Early-stage multiregional CDP studies should have a trial population that represents the intended regions of the trial to identify potential signals of differential drug effects, the agency noted, but since these effects may not be identifiable with a small trial population, “the absence of observed differences should not be considered adequate justification to limit the conduct of a trial to a single non-US country or region,” they said.
 
FDA said adequate regional representation should include the incidence or prevalence of the type of cancer in the US, and the agency recommended using a “strategic allocation approach” that incorporates cancer incidence and prevalence in the US and major geographical regions as opposed to individual countries. For more common cancers in the US, FDA recommended trial participants be enrolled equally among regions; if the cancer is less commonly found in the US, FDA recommended a proportional allocation approach for enrollment based on region size and disease prevalence.
 
“When discussing the trial design and trial population characteristics with FDA, sponsors should provide justification for the selected geographical regions and the sample size allocation distribution across the geographical region,” they explained. “Information to be included in the briefing documents to aid FDA's assessment of the sponsor's justification should include, but is not limited to, a description of differences and similarities across the proposed geographical regions with respect to patient-, disease-, and healthcare system-related factors.”
 
When planning site selections for oncology MRCTs, sponsors need to consider regional differences and similarities, including whether the trial sites have a track record of overall good clinical practice and experience in conducting trials for US regulatory submissions. There may also be regional differences in the standard of care for treatment, and in these cases, the agency recommended using the US-based standard of care “whenever possible,” and discuss with FDA the possibility of amending the protocol if the treatment landscape changes.

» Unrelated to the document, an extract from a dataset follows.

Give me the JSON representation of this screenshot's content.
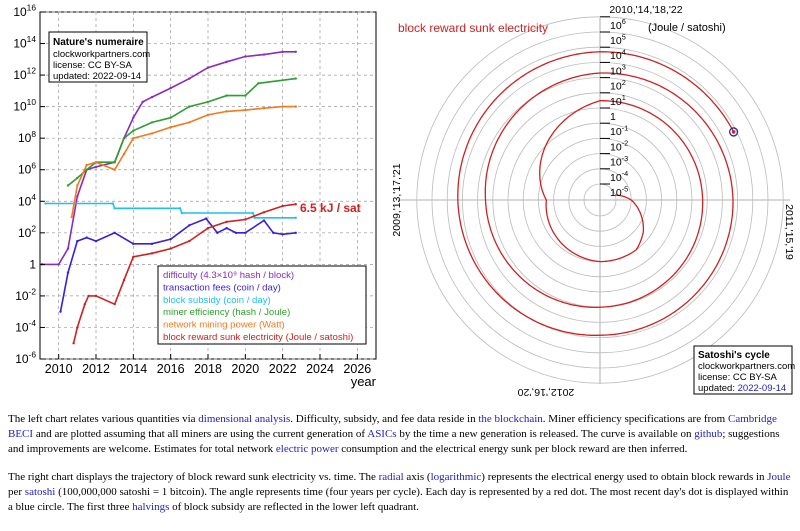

FDA said they will take specific interest in subpopulations of US-based participants in MRCT results, but the sponsor may also provide a pooling of patients with similar patient demographic, clinical characteristics, medical practice, and available prior treatment in situations where a subgroup is limited in size.
 
The agency recommended early consultation with FDA officials to discuss the planning of single or multi-MRCTs in oncology. “Early consultation with FDA promotes efficiency in drug development by minimizing the risk that additional studies may be required pre- or -post market, or that the data may be deemed not applicable to the US population or US medical practice, resulting in delays in providing access to innovative cancer therapies,” they said.